The musician-butchers who gave birth to this album answer to the names of Oscar Garcia (vocals), Jesse Pintado (guitar), Dave Vincent (bass), and Pete Sandoval (drums). The last two made their careers in the much more famous Morbid Angel, Jesse Pintado (R.I.P) found a home with their cousins Napalm Death, while Garcia, after the experience with Terrorizer, continued his activity with Nausea.
They were genuine cavemen raised on bread and Discharge, without, however, disdaining the typical sound of the feral thrash metal progeny (Venom and Slayer, to be clear). The boys did not love the liberal-capitalist society and didn't appreciate the conservative ideology that reigned supreme in the Reagan-era '80s. They had, as they say, their good reasons to detest the "system" in which they lived and had the most fascinating tools to contest it.
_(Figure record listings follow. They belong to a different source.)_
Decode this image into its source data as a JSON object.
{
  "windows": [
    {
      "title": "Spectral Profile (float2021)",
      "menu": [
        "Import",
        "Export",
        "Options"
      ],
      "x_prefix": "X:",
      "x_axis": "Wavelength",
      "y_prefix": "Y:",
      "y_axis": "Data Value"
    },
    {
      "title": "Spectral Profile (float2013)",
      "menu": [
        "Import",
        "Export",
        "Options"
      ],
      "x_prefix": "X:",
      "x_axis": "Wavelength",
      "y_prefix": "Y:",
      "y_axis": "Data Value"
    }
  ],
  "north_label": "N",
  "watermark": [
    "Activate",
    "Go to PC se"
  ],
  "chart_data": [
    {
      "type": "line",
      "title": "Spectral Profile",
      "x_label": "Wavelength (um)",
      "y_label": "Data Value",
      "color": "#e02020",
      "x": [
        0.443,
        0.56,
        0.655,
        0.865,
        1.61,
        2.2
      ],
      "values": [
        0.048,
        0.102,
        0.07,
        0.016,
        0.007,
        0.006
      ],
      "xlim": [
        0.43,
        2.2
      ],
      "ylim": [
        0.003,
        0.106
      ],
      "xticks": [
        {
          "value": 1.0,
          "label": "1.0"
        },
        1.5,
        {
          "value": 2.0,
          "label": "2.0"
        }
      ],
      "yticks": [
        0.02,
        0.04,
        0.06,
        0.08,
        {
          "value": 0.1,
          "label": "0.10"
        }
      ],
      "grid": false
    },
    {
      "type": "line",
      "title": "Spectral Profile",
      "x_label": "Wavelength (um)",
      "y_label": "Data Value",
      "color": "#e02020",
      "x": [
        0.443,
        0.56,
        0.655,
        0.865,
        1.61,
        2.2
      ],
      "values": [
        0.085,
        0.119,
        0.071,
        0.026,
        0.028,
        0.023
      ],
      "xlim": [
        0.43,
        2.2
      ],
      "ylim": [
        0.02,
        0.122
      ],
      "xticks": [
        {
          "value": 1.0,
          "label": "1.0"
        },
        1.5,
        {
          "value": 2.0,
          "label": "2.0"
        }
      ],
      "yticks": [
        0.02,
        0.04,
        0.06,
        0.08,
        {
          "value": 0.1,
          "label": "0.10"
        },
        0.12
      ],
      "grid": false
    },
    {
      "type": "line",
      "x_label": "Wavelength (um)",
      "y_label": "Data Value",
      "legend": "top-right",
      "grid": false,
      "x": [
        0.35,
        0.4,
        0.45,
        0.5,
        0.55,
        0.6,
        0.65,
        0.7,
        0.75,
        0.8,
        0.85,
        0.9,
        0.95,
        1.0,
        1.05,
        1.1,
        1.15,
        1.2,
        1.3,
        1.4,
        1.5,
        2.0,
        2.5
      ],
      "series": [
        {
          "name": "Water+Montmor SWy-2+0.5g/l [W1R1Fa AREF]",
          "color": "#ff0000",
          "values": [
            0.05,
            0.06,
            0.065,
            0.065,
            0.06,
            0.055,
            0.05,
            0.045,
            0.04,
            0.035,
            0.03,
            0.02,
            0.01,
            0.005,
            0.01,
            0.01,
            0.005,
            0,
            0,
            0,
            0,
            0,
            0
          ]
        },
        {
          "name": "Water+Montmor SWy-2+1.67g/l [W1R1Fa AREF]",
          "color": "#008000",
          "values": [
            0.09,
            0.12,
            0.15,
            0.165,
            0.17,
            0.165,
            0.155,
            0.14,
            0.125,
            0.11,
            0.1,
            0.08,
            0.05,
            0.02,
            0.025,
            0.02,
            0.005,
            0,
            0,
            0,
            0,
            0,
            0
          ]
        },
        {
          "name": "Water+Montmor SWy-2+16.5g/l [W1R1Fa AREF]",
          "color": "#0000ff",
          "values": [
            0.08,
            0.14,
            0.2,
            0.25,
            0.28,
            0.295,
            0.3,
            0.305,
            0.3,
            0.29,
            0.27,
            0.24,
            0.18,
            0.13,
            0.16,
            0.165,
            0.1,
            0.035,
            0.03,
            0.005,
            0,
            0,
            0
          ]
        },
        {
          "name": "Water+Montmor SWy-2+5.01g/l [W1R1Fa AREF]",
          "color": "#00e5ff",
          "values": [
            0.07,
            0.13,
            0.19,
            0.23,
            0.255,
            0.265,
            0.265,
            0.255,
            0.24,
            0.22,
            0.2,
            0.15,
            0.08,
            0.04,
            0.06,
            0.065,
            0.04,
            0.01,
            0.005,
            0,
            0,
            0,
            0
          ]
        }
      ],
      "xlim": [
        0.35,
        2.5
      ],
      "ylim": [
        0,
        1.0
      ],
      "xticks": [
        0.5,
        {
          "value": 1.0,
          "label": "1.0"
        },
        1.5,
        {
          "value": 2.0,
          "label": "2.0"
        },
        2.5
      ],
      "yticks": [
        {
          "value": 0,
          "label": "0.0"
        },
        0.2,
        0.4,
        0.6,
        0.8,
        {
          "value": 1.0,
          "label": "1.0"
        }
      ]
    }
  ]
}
Taking cues from the already mentioned bands and the lesson of the early Napalm Death, the youngsters took up their instruments and entrusted themselves to the "care" of the then-young Scott Burns, a talented producer, who would later be remembered for his future works with Deicide and Death.
But how does this album sound? Infernal!
Crushing blast-beats, killer riffs, wolfish growl vocals, absence of solos and technicalities, a hardcore approach, and an insane metallic inclination are the salient features of "World Downfall". In a sense, these are the ingredients that made Terrorizer famous throughout the grindcore community.
Go listen to the ferocious "Corporation Pull In", the overwhelming "Storm of Stress", and the annihilating "Enslaved To Propaganda"! If you're still alive, you can agree with me and, with your head bowed, you will dare no longer shrug at "old" or "outdated" bands.
I would play this album for Karl Popper's spirit, blast it in the headphones of that fat Giuliano Ferrara, and force fake nonconformists like Oliviero Toscani and Vittorio Sgarbi to endure it from beginning to end. Their charming plastic world, in front of the sonic dynamite contained here, will blow up!
"World Downfall’s legacy resounds in ‘Altar Of Madness’ by Morbid Angel and more sedately in ‘Harmony Corruption’ by Napalm Death."
"Immense Garcia with his powerful, guttural, beastly growl, like an enraged puma against honest society, against the profit of multinationals."